If the proposed $35 million settlement were to mean that survivors get short shrift, Scharf says, survivors will be forced to seek to make up the difference by extracting cash not paid by insurance directly from the diocese, an outcome that could force the diocese to liquidate assets. 

Such a fight would raise questions discussed but left unsettled in the bankruptcy—whether individual parishes’ and Catholic schools’ assets could be tapped and whether the diocese can be held liable for offenses committed by members of legally separate teaching orders. 

Scharf maintains that since all priests and teachers working in a diocese are supposed to be vetted by that diocese’s bishop and serve at the bishop’s pleasure, dioceses are ultimately responsible for priests’ and teachers’ conduct. Because individual parishes and schools run by teaching orders are legally not part of dioceses, the diocese could reasonably be expected to argue the opposite.

Another objection the creditors committee attorney raises to the proposed settlement is that abuse survivors played no role in drafting its terms. The deal was originally filed as a motion in the AP instead of being filed in the Chapter 11’s main docket, Scharf notes. Had it stayed only as part of the AP, the creditors committee, which is not a party to that case, could not have objected to the settlement.
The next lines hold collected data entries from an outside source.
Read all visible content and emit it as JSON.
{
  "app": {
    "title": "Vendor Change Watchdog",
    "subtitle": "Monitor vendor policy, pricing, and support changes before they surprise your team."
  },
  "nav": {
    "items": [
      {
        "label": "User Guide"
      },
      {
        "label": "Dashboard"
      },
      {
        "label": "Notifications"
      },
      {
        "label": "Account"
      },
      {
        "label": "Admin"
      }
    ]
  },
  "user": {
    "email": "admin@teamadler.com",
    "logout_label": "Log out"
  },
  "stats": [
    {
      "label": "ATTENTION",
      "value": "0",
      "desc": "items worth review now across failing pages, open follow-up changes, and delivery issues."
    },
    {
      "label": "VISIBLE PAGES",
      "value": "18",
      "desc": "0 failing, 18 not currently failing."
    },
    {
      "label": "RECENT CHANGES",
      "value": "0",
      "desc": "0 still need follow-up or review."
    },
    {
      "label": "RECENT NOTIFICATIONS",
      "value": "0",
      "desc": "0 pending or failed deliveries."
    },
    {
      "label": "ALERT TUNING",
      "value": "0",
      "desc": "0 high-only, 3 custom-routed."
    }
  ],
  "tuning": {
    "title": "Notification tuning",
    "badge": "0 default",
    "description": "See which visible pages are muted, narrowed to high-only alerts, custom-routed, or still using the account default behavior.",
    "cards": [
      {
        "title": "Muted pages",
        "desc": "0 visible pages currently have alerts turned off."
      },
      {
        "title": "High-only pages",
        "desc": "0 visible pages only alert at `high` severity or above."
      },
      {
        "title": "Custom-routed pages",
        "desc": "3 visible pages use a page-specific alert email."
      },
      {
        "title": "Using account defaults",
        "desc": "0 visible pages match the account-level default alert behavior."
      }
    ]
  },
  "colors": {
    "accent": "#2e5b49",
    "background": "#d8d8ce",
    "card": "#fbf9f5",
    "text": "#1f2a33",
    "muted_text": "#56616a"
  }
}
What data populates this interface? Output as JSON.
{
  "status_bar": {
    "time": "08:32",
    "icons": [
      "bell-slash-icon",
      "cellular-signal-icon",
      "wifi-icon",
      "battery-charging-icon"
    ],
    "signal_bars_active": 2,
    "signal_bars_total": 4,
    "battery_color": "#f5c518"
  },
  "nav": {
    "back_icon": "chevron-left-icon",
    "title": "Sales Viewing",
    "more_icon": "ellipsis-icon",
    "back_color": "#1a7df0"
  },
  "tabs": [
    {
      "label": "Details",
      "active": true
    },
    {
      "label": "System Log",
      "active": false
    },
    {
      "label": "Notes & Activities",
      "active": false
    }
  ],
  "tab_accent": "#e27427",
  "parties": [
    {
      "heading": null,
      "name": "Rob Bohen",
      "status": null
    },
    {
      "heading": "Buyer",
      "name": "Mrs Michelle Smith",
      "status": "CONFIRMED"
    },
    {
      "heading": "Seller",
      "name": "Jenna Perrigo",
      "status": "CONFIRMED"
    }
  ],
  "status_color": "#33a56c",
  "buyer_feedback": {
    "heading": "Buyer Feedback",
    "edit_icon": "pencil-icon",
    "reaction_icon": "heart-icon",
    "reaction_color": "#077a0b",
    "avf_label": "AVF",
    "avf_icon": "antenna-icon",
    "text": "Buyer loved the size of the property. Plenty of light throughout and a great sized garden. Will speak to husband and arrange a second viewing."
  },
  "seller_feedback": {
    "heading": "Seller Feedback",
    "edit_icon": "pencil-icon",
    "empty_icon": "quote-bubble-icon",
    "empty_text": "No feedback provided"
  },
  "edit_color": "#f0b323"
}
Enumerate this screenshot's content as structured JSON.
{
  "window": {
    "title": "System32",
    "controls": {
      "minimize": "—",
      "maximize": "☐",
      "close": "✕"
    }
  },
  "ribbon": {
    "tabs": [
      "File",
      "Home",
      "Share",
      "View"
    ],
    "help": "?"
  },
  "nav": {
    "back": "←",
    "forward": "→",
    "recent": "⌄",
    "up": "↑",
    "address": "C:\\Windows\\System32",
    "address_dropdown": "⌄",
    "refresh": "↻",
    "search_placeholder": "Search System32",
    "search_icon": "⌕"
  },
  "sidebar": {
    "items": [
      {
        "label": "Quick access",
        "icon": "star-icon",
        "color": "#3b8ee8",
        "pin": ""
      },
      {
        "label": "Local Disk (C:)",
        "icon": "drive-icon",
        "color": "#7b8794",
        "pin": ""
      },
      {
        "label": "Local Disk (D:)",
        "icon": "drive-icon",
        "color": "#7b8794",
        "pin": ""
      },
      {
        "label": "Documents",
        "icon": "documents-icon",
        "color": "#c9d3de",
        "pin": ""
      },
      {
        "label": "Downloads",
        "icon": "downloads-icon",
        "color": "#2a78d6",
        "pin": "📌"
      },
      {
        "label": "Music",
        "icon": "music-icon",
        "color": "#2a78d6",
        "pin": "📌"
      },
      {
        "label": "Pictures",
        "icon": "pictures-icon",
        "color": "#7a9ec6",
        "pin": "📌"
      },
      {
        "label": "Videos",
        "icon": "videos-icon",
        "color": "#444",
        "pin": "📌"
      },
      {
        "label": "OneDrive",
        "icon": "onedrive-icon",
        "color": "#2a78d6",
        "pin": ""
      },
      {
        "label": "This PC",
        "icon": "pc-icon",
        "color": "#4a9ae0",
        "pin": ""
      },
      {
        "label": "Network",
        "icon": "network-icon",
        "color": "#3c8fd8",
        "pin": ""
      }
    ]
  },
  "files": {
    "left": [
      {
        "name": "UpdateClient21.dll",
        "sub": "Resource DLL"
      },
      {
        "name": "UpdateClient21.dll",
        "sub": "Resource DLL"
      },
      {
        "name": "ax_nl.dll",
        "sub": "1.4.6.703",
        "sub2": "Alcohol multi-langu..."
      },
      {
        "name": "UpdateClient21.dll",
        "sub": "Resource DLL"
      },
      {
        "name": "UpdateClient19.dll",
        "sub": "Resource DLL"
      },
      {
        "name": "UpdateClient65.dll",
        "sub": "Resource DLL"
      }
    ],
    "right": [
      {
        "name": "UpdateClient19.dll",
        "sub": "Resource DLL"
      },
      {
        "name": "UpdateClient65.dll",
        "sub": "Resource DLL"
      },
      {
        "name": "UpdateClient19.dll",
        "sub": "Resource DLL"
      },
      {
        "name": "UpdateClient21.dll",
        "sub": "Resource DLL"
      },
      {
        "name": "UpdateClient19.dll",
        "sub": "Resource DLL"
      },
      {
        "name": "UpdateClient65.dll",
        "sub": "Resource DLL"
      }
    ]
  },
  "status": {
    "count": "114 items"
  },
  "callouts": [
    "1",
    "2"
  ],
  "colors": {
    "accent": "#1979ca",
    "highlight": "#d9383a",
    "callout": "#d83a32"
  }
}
Scharf says Donato promptly agreed to docket the proposal in the main case, but only after he complained.

Approval of the proposed settlement at this point in the bankruptcy would “put the cart before the horse,” Scharf maintains, noting that the diocese has yet to draft a plan for its exit from Chapter 11. If the settlement is approved as proposed, its parameters would set the limits for diocese’s plan instead of an overall plan setting terms for a global settlement. 

Warren is slated to hear oral arguments for and against the settlement proposal and the 20 abuse survivors’ lift-stay request in a July 9 telephonic session.

Will Astor is Rochester Beacon senior writer.